Rapt is designing a series of new warehouse-like prefabricated steel moment frame structures flexible enough to hold new retail programs while remaining malleable over the developer’s 55-year ground lease over the site. Plans call for adding a new “town square” containing the aforementioned retail and plaza spaces, a new marketplace to hold the relocated San Pedro Fish Market, and an event lawn that connects to the waterfront directly so that “every type of person—whether it’s longshoremen on their lunch break or a Millennial mom and dad with a single child in a stroller—can find an aspect of this site that resonates with them.”

The project will be delivered in phases through 2020 or 2021 as to not displace some of the larger tenants that will remain.

Across one of the shipping channels, Gensler is working toward a long-term vision that would rework the area’s employment and economic demographics, as it builds out the multi-phase AltaSea development; a new 35-acre complex that will combine marine research, public education programs, and sustainable energy development.

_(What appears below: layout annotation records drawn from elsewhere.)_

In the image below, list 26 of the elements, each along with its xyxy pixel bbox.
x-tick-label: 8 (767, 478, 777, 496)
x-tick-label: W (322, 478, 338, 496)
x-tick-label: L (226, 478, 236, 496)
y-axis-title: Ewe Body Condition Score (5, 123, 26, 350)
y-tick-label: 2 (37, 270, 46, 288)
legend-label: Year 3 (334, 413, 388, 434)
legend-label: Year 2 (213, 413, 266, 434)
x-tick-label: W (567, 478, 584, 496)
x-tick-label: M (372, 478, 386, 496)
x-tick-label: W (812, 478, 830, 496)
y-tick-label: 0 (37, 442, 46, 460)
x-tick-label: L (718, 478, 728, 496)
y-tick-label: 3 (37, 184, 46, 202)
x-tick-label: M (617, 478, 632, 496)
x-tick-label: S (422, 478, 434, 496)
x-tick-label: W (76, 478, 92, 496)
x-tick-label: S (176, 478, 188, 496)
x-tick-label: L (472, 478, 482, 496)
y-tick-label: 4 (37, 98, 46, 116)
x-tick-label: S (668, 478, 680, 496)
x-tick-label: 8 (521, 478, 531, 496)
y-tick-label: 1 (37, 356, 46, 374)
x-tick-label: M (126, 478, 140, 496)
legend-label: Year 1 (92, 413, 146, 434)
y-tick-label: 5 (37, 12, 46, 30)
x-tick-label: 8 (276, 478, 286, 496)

The $150 million complex will aim to redevelop a series of existing waterfront warehouses, replacing industrial shipping uses with high-tech research equipment and hordes of visiting tourists, school children, and researchers.

Gensler’s AltaSea development aims to bring a tide of green collar workers to the Port of Los Angeles by repurposing a series of historic waterfront warehouses to create a new publicly accessible node for oceanic research. (Courtesy Nephew)

Describing the goals of the project, Li Wen, design director at Gensler said, “We see the Port of L.A. becoming a place of education through experience,” adding that the project seeks to “re-introduce the ocean as a place to be preserved, revered, and studied.”

Work on that project is currently underway and the first phase is expected to be completed in 2023.